Die Bühnenfassung von Ildikó von Kürthys „Mondscheintarif“
bei den Komödianten
Von Hannes Hansen
Kiel. Einer Tatsache ist sich die ihrem Namen alle Ehre machende Cora Hübsch sicher: Verliebte Frauen hocken bangend und zitternd am Telefon, warten verzweifelt auf einen Anruf des Geliebten und sind unfähig, die zäh sich dahin ziehende Zeit mit etwas Sinnvollem zu füllen. Männer dagegen fackeln nicht lange, sondern machen sich an die Arbeit. Steuerklärung, Holzhacken, irgendetwas, um die Minuten und Stunden des Wartens nicht nutzlos verstreichen zu lassen. Sagt Coras Busenfreundin Jo, und die toughe Frau muss es ja wissen. Besser jedenfalls als Cora.

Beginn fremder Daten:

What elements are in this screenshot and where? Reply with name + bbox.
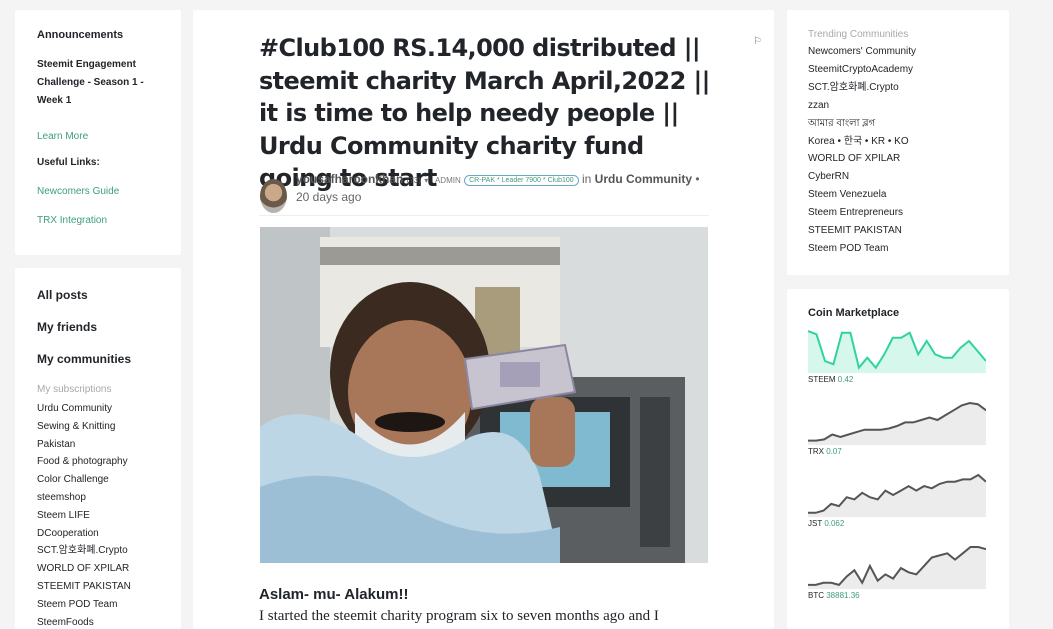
subscription-link[interactable]: Food & photography: [37, 453, 159, 471]
coin-sparkline: [808, 473, 986, 517]
trending-communities-card: Trending Communities Newcomers' Communit…: [787, 10, 1009, 275]
my-communities-link[interactable]: My communities: [37, 352, 159, 366]
subscription-link[interactable]: DCooperation: [37, 525, 159, 543]
trending-community-link[interactable]: আমার বাংলা ব্লগ: [808, 115, 988, 133]
coin-symbol: JST: [808, 519, 823, 528]
atm-selfie-illustration: [260, 227, 708, 563]
post-card: #Club100 RS.14,000 distributed || steemi…: [193, 10, 774, 629]
coin-marketplace-heading: Coin Marketplace: [808, 307, 900, 319]
trending-community-link[interactable]: STEEMIT PAKISTAN: [808, 222, 988, 240]
coin-item-trx[interactable]: TRX 0.07: [808, 401, 986, 456]
in-word: in: [581, 172, 592, 186]
flag-icon[interactable]: ⚐: [753, 36, 762, 47]
trending-community-link[interactable]: Steem Venezuela: [808, 186, 988, 204]
coin-symbol: BTC: [808, 591, 824, 600]
subscriptions-heading: My subscriptions: [37, 384, 112, 395]
subscription-link[interactable]: Sewing & Knitting: [37, 418, 159, 436]
subscription-link[interactable]: WORLD OF XPILAR: [37, 560, 159, 578]
coin-marketplace-card: Coin Marketplace STEEM 0.42 TRX 0.07 JST…: [787, 289, 1009, 629]
subscription-link[interactable]: Urdu Community: [37, 400, 159, 418]
coin-sparkline: [808, 330, 986, 373]
post-divider: [259, 215, 709, 216]
author-avatar[interactable]: [260, 179, 287, 213]
trending-community-link[interactable]: Steem POD Team: [808, 240, 988, 258]
author-badge: CR-PAK * Leader 7900 * Club100: [464, 175, 579, 186]
announcements-heading: Announcements: [37, 29, 124, 41]
coin-item-steem[interactable]: STEEM 0.42: [808, 329, 986, 384]
subscription-link[interactable]: SteemFoods: [37, 614, 159, 629]
coin-sparkline: [808, 546, 986, 589]
coin-price: 0.062: [824, 519, 845, 528]
community-link[interactable]: Urdu Community: [595, 172, 692, 186]
subscription-link[interactable]: STEEMIT PAKISTAN: [37, 578, 159, 596]
announcement-item: Steemit Engagement Challenge - Season 1 …: [37, 59, 144, 106]
coin-symbol: TRX: [808, 447, 824, 456]
subscription-link[interactable]: SCT.암호화폐.Crypto: [37, 542, 159, 560]
author-menu-caret-icon[interactable]: ▾: [424, 176, 428, 185]
trending-community-link[interactable]: Korea • 한국 • KR • KO: [808, 133, 988, 151]
subscription-link[interactable]: Steem LIFE: [37, 507, 159, 525]
coin-price: 38881.36: [826, 591, 860, 600]
feed-nav-card: All posts My friends My communities My s…: [15, 268, 181, 629]
author-link[interactable]: yousafharoonkhan: [296, 172, 403, 186]
sparkline-area: [808, 403, 986, 445]
trending-community-link[interactable]: Steem Entrepreneurs: [808, 204, 988, 222]
author-role: ADMIN: [434, 176, 461, 185]
sparkline-area: [808, 547, 986, 589]
post-photo: [260, 227, 708, 563]
trending-community-link[interactable]: WORLD OF XPILAR: [808, 150, 988, 168]
coin-symbol: STEEM: [808, 375, 836, 384]
post-byline: yousafharoonkhan (73) ▾ ADMIN CR-PAK * L…: [296, 171, 706, 205]
coin-item-btc[interactable]: BTC 38881.36: [808, 545, 986, 600]
trending-community-link[interactable]: Newcomers' Community: [808, 43, 988, 61]
author-reputation: (73): [406, 176, 421, 185]
trending-heading: Trending Communities: [808, 29, 909, 40]
coin-price: 0.42: [837, 375, 854, 384]
trending-community-link[interactable]: SteemitCryptoAcademy: [808, 61, 988, 79]
all-posts-link[interactable]: All posts: [37, 288, 159, 302]
post-body: I started the steemit charity program si…: [259, 608, 659, 624]
post-greeting: Aslam- mu- Alakum!!: [259, 586, 409, 603]
my-friends-link[interactable]: My friends: [37, 320, 159, 334]
trending-community-link[interactable]: SCT.암호화폐.Crypto: [808, 79, 988, 97]
learn-more-link[interactable]: Learn More: [37, 131, 159, 142]
coin-price: 0.07: [826, 447, 842, 456]
subscription-link[interactable]: Steem POD Team: [37, 596, 159, 614]
coin-sparkline: [808, 401, 986, 445]
subscription-link[interactable]: steemshop: [37, 489, 159, 507]
trending-community-link[interactable]: zzan: [808, 97, 988, 115]
newcomers-guide-link[interactable]: Newcomers Guide: [37, 186, 159, 197]
trending-community-link[interactable]: CyberRN: [808, 168, 988, 186]
subscription-link[interactable]: Pakistan: [37, 436, 159, 454]
trx-integration-link[interactable]: TRX Integration: [37, 215, 159, 226]
announcements-card: Announcements Steemit Engagement Challen…: [15, 10, 181, 255]
subscription-link[interactable]: Color Challenge: [37, 471, 159, 489]
coin-item-jst[interactable]: JST 0.062: [808, 473, 986, 528]
useful-links-heading: Useful Links:: [37, 157, 100, 168]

Ein Klischee natürlich, wie wir Männer aus leidvoller Erfahrung nur allzu gut wissen. Ein Klischee, das Britta Fochts und Neidhardt Nordmanns Bühnenfassung von Ildikó von Kürthys Roman „Monscheintarif“ zuerst lustvoll bedient, dann aber listig auflöst.
Auf der von Bruno Giurini sparsam und andeutend eingerichteten Bühne der Komödianten ist Sina Schulz diese Cora. Dreiunddreißig Jahre alt, ist sie kein Dummchen, kein verschüchtertes Mädchen. Die Frau mit Lebenserfahrung kennt die Männer. Sagt sie und kräht selbstbewusst in die Welt: „Man sollte sein Fettgewebe mit Stolz tragen.“ Einerseits. Aber warum – andererseits – hockt sie nun am Telefon und zermartert sich das Gehirn? Fragt sich, warum „Danni-Schatzi“, in den sie sich nach einer ersten gemeinsamen Nacht Hals über Kopf verliebt hat, nicht anruft? Weil sie Waden hat, „die jede für sich allein überleben würde“, ihr Bauch zu rund, der Po zu dick ist?
Man sieht schon, allzu weit ist es mit der Gefühlsautonomie Coras nicht her. Und so zittert sie sich dann zum unerwarteten Ende, bei dem dann doch noch alles, alles gut wird. Wirklich.
Unter Christoph Munks Regie der romantischen Ein-Personen-Komödie zieht die Hamburger Schauspielerin Sina Schulz alle Register ihrer Darstellungs- und Gesangskunst und sich dabei mehr als achtbar aus der Affäre. Sie barmt und kreischt, zittert und jubelt und tut dabei in Mimik, Gestik und Stimmaufwand manchmal zu viel. Aber vielleicht soll das so sein, vielleicht nähert die Regie das Stück mit Bedacht dem Schwank, der Sitcom an, um die heutzutage reichlich betulich wirkende Komödie über die Frau in ihrem Widerspruch an und gegen sich mit ihrem dem Gefühlskitsch nicht allzu fernen Ende spottlustig aufzubrechen.
Dafür spricht, dass Christoph Munk mit den beachtlichen gesanglichen Fähigkeiten von Sina Schulz, die außer ihrer Schauspiel- auch eine Musical-Ausbildung hat, auf die Tube der romantischen Ironie drückt. Die Revue ist bei diesem Regisseur ja nie fern und so lässt er seine Heldin mit Stevie Wonders „I just called to say I love You“ und Roy Orbisons „Pretty Woman“ schmachten, mixt Kitsch von Wolfgang Petry und Coolness von DJ Ötzi in die musikalische Melange und würzt mit Brahms volksmusikalisch nach. Und wenn man gerade denkt, nun habe man aber genug von der Hausmannskost aus der emotionalen Wärmestube, versalzt – oder besser gesagt versüßt – er dem Zuschauer die Suppe mit einem Song aus „Der kleine Horrorladen“, der Cora sich eine Rolle als – wohlgemerkt gut betuchtes – Heimchen am Herd wünschen lässt und mit der Zeile „Gehäkelte Gardinen selbst auf dem Gästeklo“ den Gefühlskitsch in Hohn umschlagen lässt und die Chose als Farce entlarvt. Eine Farce, in der sich Sina Schulz’ Cora mehr recht als schlecht durch ihr hoch wogendes Liebesleben schlägt. Immerhin, ihre Heldin opfert die Inszenierung nicht der Häme, sondern lässt sie mit liebevoller Ironie ihr so gar nicht in die Zeit allgemeiner Coolness passendes Gefühlschaos durchleiden. Andererseits: Ende gut, alles gut? Na ja.